January 1, 2002 Human Health and Nutrition Data 0 Comments

Randomized Clinical Trials on the Effects of Dietary Fat and Carbohydrate on Plasma lipoproteins and cardiovascular disease.

Year: 2002
Authors: F Sacks, M Katan.
Publication Name: Am J Med.
Publication Details: Volume 113; Page 13S.

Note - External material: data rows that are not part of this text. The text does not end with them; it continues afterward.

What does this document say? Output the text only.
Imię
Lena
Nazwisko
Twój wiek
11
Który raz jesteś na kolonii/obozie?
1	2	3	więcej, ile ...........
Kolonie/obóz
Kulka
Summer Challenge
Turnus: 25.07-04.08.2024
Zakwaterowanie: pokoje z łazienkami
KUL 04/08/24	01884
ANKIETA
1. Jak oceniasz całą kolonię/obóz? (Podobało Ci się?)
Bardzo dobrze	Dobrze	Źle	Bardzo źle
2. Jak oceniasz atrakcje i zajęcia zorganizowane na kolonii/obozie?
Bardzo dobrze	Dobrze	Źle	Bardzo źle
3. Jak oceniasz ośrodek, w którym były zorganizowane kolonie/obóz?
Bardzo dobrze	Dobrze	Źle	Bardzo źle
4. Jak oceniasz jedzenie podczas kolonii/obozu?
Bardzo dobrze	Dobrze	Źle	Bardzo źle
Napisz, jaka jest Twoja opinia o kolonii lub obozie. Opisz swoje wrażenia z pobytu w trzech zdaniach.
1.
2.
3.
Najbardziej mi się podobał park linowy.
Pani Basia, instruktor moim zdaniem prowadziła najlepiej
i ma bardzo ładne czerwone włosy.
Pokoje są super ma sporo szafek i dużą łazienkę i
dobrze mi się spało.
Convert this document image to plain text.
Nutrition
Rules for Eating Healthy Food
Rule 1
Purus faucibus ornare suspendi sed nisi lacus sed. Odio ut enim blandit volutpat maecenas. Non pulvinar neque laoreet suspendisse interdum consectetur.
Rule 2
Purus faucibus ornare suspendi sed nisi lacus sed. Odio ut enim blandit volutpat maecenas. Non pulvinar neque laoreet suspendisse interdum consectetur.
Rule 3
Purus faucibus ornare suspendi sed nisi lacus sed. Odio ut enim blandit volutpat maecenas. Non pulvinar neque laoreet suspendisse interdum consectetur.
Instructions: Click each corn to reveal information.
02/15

A number of dietary approaches utilized in highly controlled clinical trials have focused on increasing the intakes of vegetable oils, n-3 fatty acids, carbohydrates, or other plant foods or nutrients in order to risk of various coronary disease factors. Improvement in blood lipid profiles is an important mechanism that explains the positive effects observed in many of these trials. This article provides a review of randomized clinical trials investigating the effect of diet, primarily polyunsaturated (PUFA) and monounsaturated fats (MUFA), n-3 fatty acids, and carbohydrates, on plasma lipoproteins and cardiovascular disease. In reviewing the data, a number of observations were made regarding the effect of dietary intervention on lipid profiles. Decreasing saturated fat was consistently found to lower LDL cholesterol values. Replacing saturated fat with carbohydrate lowered HDL to the same extent as it lowered LDL cholesterol, and therefore no improvement in the ratio of LDL to HDL was observed. Triglycerides (TGs) were also seen to increase with the consumption of high glycemic index starches and sugars. Fish oil fatty acids were found to have little effect on LDL or HDL cholesterol, but did lower TG levels. Furthermore, n-3 fatty acids from fish oil also suppress cardiac arrhythmias. Alpha linolenic acid from vegetable oils has been shown to exert similar favorable effects as n-3 from fish oil. Replacing saturated fat with MUFA or PUFA fat primarily reduced LDL cholesterol values and slightly lowered HDL cholesterol values, ultimately producing a reduction in LDL to HDL ratio. No increase in TG levels was observed. Trans unsaturated fats produced by hydrogenating vegetable oils increased LDL and decreased HDL cholesterol values. Overall, replacing saturated and trans fat in the diet with unhydrogenated MUFAs and PUFAs produced the most favorable changes in plasma lipid concentrations. Reductions in cardiovascular disease (CVD) risk factors through dietary therapy (primarily via improvements in blood lipid profiles) compare favorably with drug treatments. Based on these data, recommendations are made to reduce saturated fats, cholesterol, meats, and fatty dairy foods, and increasing PUFA, MUFA and n-3 fatty acids for the prevention of CVD.